Vertaalproblemen: 1Korinthe 11:20

door Wim Janse

In de vertaling van het NBG van 1951, en in vrijwel alle andere vertalingen, staat in 1Korinthe 11:20 het volgende:

" Wanneer gij dan bijeenkomt, is dat niet het eten van de maaltijd des Heren;"

Er zijn in dit vers twee vertaalproblemen op te merken.

1. Er staat in het Grieks geen bepalend lidwoord vóór het woord "maaltijd". Dus moeten we er ook geen "de" voor zetten, hooguit "een".
2. Er staat ook niet "des Heren" of "van de Heer". Het woord "Heer" staat grammaticaal als bijvoeglijk naamwoord bij "maaltijd."

Het niet aanwezig zijn van het bepalend lidwoord duidt al aan dat het niet om een door de Heer of een door Paulus ingesteld ritueel gaat, een herhaling van de Pesach maaltijd of van de laatste maaltijd die de Heer samen met Zijn discipelen hield. Het gaat om een onbepaalde maaltijd. Het is dus geen "verplicht nummer."

Bij "maaltijd des Heren" ligt het allemaal wat ingewikkelder. Het probleem is niet zozeer het grammaticale aspect, want dat is duidelijk genoeg. Het probleem is om kuriakon deipnon in goed en bruikbaar Nederlands te vertalen.
Er zijn voorstellen gedaan het met "Heerse maaltijd" te vertalen, maar ik vind dat geen goed Nederlands. Het legt niet in één oogopslag uit wat er wordt bedoeld.
Ook de vertaling met "Heer-lijke" maaltijd is mij te ouderwets. En ook dan nog: spreek het uit en je gaat denken aan een lekkere maaltijd (al sluit ik niet uit dat wat men at erg lekker zal zijn geweest).

Om te zien wat er nu werkelijk wordt bedoeld met dit kuriakon deipnon, moeten we kijken naar wat de gewoonte was in die ecclesia en in die tijd, en waarom Paulus dit stuk schreef.

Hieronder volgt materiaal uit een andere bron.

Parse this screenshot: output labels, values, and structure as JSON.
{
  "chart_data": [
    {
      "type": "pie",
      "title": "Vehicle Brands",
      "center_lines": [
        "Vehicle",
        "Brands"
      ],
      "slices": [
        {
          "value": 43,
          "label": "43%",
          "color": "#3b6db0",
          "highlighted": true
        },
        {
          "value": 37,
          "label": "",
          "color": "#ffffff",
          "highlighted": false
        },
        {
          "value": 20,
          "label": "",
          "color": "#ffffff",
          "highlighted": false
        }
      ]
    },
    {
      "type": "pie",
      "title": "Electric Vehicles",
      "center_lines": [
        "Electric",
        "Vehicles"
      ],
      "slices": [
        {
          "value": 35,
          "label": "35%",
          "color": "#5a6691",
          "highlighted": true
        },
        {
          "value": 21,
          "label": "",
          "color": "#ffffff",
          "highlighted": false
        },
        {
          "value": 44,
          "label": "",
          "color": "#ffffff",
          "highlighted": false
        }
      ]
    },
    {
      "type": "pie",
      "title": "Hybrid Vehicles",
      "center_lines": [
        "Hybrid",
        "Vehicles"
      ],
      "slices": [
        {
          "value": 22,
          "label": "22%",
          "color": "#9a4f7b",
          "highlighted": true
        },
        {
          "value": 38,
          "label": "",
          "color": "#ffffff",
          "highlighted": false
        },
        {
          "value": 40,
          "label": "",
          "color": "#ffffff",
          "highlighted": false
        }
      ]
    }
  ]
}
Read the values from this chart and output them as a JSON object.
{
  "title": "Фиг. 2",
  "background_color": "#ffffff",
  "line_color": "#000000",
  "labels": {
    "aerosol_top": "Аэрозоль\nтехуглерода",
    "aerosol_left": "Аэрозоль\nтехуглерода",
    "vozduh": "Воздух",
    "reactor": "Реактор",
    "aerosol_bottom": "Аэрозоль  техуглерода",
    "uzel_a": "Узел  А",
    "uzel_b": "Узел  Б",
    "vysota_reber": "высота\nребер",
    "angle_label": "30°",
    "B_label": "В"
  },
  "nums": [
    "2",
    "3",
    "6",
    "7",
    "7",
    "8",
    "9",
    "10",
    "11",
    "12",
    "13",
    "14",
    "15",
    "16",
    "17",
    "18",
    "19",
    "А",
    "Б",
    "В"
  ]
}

Vanuit ons land is het wat moeilijk te begrijpen, want wij eten bij de hoofdmaaltijd meestal geen brood en bij een broodmaaltijd drinken wij zeker geen wijn. Maar in de landen rond de Middellandse Zee is het de gewoonste zaak van de wereld dat er bij de hoofdmaaltijd ook brood gegeten wordt, en de wijn is vanzelfsprekend. Ook heeft men daar niet ons "halfje volkoren" (Gesneden? Ja, ja graag!), maar men heeft vaak platte ronde broden, die men in steeds kleinere stukken breekt.
Wat was er nu aan de hand in Korinthe? Iedere keer dat men bijeen kwam, in een huiskamerachtige omgeving, denk aan tussen de 10 en 20 mensen, dus niet met vele honderden in een grote zaal, was dat niet voor een uurtje, maar voor een hele dag. Men las uit de Schrift, men zong, men studeerde, men hoorde een uitleg, iemand las een eigen gemaakt gedicht voor, enz. Dat hield in dat er in de tussentijd een keer gegeten moest worden. Hoe dat georganiseerd werd is niet duidelijk. Mogelijk maakte degene bij wie het die keer thuis was de maaltijd klaar. In ieder geval was er voedsel. Maar er waren misstanden. Er werd door sommigen gegraaid, zodat de een volgepropt zat en de ander honger had, de een dronken werd en de ander geen druppel kreeg. Dáár gaat dit stuk over.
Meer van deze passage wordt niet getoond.